Sánchez, que ve caer encima de las exportaciones españolas la losa de nuevos aranceles bidenianos, ya había anunciado el lunes que tras su visita a Buenos Aires iría a Costa Rica a reunirse con los presidentes centroamericanos. Promete inversiones y ayudas que frenen las migraciones que azoran a EEUU... y le sirvan para establecer un terreno de colaboración frente a Biden. Está por ver si persevera o su momento Perejil le lleva a un giro de la profundidad y consecuencias del aznarita. O incluso si los centroamericanos no entienden que Sánchez se ha convertido en polémico para Biden tras esta crisis con Marruecos y deciden rebajar el grado de relaciones.

La crisis con Marruecos evidencia «Crisis de estado»

La marcha verde, como prácticamente todas las crisis con Marruecos, aceleró en su día la crisis de estado que vivían en 1975 las clases dirigentes españolas
La marcha verde, como prácticamente todas las crisis con Marruecos, aceleró en su día la crisis de estado que vivían en 1975 las clases dirigentes españolas

Sin exagerar por una vez en lo más mínimo, haciéndose ventrílocuo del llamado estado profundo, el editorial del ABC explicaba la crisis con Marruecos como resultado de una Crisis de Estado. Constataba no solo la impotente petición de auxilio de Moncloa a la UE y la humillación a cuenta de Biden, también el fracaso de los servicios de inteligencia españoles, las carencias del aparato diplomático y la indolencia del ministerio de Laya y del propio Presidente. Remachaba asegurando que no hay ningún plan estratégico, solo improvisación y negligencia.

Pero se quedaba corto. La orientación y los avatares de la política imperialista de un capital nacional y su estado no solo expresan sus contradicciones, también les dan forma internamente y, en las derrotas, las amplifican. España no ha sido una excepción en su larga serie de crisis con Marruecos, desde la guerra colonial de Prim hasta la Marcha Verde y la ocupación de la isla Perejil.

De momento, en Lledoners, Waterloo y Sant Jordi deben estar preguntándose como es posible que en cuestión de horas la Audiencia Nacional encontrara una vuelta legal que permitiera juzgar a un refugiado traído y protegido por los servicios de inteligencia y el Gobierno, pero que en cuatro años haya sido imposible a tres gobiernos encontrar una salida legal a sus aspiraciones primero y al encarcelamiento de sus líderes después.

En la otra punta de la revuelta de la pequeña burguesía española, la idea de una nueva humillación que desde Ceuta se expandía ayer por toda la cuartelería española, amplificada hoy por los delirios belicistas de la extrema derecha y el stalinismo, nos llevan a pensar que no serían de extrañar próximos pronunciamientos militares al estilo de los que están teniendo lugar en Francia. Y por la izquierda, donde existe una ligazón histórica desde los 60 con el Polisario/Argelia, tampoco sería de extrañar un resurgir de la financiación de todo tipo de movimientos políticos, recuperando así Argel una vieja práctica a la que nunca renunció completamente.
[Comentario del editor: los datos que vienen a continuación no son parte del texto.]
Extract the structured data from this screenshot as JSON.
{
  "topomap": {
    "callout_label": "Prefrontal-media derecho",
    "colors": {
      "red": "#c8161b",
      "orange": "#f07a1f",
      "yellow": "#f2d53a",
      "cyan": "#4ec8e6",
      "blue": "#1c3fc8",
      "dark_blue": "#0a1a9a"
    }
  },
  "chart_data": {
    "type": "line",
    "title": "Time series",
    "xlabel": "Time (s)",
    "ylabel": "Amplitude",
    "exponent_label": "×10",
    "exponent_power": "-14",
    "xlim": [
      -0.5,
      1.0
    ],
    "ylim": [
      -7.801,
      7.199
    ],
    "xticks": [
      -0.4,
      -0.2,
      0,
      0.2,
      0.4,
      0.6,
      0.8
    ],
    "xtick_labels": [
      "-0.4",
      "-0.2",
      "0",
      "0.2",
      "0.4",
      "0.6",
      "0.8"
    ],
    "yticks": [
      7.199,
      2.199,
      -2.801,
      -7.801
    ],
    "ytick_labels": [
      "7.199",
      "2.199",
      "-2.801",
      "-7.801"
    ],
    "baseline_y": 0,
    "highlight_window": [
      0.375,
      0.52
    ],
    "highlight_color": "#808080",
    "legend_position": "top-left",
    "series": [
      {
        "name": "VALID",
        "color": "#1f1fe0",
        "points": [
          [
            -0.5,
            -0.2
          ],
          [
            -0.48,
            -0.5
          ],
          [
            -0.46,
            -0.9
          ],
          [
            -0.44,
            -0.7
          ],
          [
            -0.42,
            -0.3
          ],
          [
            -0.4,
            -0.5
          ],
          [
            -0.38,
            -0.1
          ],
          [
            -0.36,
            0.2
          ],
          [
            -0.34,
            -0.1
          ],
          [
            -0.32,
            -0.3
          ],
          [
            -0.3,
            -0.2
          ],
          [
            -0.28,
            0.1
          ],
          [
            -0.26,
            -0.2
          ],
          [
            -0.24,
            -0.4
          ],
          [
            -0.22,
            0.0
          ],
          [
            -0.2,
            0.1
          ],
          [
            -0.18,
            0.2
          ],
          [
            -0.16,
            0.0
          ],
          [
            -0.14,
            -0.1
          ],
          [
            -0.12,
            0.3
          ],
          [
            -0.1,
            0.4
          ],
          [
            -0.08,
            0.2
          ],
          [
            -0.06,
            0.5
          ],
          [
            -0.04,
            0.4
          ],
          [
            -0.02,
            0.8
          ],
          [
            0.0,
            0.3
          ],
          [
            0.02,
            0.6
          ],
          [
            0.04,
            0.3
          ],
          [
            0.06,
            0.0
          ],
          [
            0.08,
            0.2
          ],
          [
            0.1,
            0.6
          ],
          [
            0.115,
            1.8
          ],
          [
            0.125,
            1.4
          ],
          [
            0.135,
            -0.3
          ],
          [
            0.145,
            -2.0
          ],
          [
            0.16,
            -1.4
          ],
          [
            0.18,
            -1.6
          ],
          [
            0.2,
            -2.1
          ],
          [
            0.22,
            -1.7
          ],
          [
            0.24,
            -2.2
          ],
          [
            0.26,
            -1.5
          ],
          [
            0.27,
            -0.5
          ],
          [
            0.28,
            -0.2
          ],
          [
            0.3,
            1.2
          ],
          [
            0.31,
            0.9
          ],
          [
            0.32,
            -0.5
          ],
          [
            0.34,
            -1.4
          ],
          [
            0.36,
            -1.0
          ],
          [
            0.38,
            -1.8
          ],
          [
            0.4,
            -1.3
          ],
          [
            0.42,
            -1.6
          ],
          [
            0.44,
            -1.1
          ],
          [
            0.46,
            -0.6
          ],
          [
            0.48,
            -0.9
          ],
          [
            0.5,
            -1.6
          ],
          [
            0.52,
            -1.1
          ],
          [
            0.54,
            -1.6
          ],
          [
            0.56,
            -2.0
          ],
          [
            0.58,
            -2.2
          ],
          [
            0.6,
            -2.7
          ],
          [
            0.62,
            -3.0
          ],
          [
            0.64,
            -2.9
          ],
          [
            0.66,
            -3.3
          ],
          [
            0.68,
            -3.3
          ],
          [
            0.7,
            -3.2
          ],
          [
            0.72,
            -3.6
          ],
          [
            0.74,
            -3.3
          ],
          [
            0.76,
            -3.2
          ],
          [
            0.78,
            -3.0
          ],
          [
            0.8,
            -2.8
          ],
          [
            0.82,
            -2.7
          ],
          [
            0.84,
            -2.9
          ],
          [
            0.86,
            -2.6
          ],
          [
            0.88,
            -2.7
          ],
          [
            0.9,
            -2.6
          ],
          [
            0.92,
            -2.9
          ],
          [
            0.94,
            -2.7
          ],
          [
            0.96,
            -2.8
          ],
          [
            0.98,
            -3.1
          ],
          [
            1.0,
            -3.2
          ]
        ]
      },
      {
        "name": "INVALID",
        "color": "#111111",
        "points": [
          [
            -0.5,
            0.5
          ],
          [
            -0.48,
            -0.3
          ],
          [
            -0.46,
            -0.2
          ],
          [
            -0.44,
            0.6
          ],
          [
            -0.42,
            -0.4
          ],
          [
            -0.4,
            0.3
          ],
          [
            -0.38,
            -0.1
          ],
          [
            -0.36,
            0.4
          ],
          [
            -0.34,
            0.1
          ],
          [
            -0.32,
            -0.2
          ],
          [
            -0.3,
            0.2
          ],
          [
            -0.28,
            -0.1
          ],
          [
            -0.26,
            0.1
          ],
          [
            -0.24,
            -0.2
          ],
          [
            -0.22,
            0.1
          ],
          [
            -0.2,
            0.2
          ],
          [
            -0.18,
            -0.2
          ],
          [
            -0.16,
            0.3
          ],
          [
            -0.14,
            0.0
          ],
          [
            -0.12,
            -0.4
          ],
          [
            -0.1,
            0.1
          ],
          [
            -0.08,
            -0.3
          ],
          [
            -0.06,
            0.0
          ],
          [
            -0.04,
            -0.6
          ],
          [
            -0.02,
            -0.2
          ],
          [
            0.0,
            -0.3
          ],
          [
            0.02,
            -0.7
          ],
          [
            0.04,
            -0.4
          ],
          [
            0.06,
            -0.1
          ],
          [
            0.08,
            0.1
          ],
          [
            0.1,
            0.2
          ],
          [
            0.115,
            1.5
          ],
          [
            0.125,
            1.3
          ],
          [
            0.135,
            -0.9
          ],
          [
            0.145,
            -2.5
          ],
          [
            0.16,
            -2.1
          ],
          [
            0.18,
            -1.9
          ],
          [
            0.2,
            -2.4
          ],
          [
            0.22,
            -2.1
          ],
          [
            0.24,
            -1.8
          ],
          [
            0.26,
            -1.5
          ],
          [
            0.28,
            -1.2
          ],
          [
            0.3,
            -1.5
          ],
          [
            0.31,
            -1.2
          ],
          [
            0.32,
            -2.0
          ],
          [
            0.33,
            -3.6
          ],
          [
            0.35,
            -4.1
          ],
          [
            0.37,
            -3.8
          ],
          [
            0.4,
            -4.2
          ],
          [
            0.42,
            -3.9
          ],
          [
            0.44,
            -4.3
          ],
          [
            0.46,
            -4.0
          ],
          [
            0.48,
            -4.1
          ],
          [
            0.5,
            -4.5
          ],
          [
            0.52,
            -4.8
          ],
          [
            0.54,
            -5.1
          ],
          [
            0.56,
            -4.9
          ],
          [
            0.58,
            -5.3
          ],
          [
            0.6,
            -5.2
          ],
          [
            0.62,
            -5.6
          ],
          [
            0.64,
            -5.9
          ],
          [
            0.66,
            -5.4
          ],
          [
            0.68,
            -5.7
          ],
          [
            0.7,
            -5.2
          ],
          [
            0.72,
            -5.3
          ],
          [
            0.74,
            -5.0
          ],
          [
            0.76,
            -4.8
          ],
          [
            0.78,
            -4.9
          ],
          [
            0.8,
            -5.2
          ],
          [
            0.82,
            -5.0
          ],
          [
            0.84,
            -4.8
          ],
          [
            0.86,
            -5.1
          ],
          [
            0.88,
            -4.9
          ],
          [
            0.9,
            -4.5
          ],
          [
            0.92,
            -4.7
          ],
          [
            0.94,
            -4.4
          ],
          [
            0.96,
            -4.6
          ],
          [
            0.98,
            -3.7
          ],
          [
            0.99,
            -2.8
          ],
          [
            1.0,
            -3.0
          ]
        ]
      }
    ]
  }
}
Son solo destellos de entre los posibles resultados más irritantes para la burguesía española, pero todavía es pronto para adelantar hasta que punto la resonancia del golpe sufrido desde Marruecos y avalado por EEUU repercutirá en las estructuras del poder español y en la crisis de estado latente bajo la crisis nunca cerrada del todo de su aparato político. Pero lo que es seguro es que los fracasos del imperialismo español tienen muchas probabilidades de venir en cadena.

En cada uno de ellos, nos llamarán ineludiblemente a la unidad. Es decir, a cerrar filas con los intereses imperialistas del capital español -que pasan por nuestra propia precarización y empobrecimiento- frente a sus rivales. Sea en nombre de la seguridad de los ceutíes, de la liberación del pueblo saharaui o de la democracia en Iberoamérica, el objetivo es siempre el mismo. Y la única respuesta internacionalista también: el enemigo está siempre en el propio país.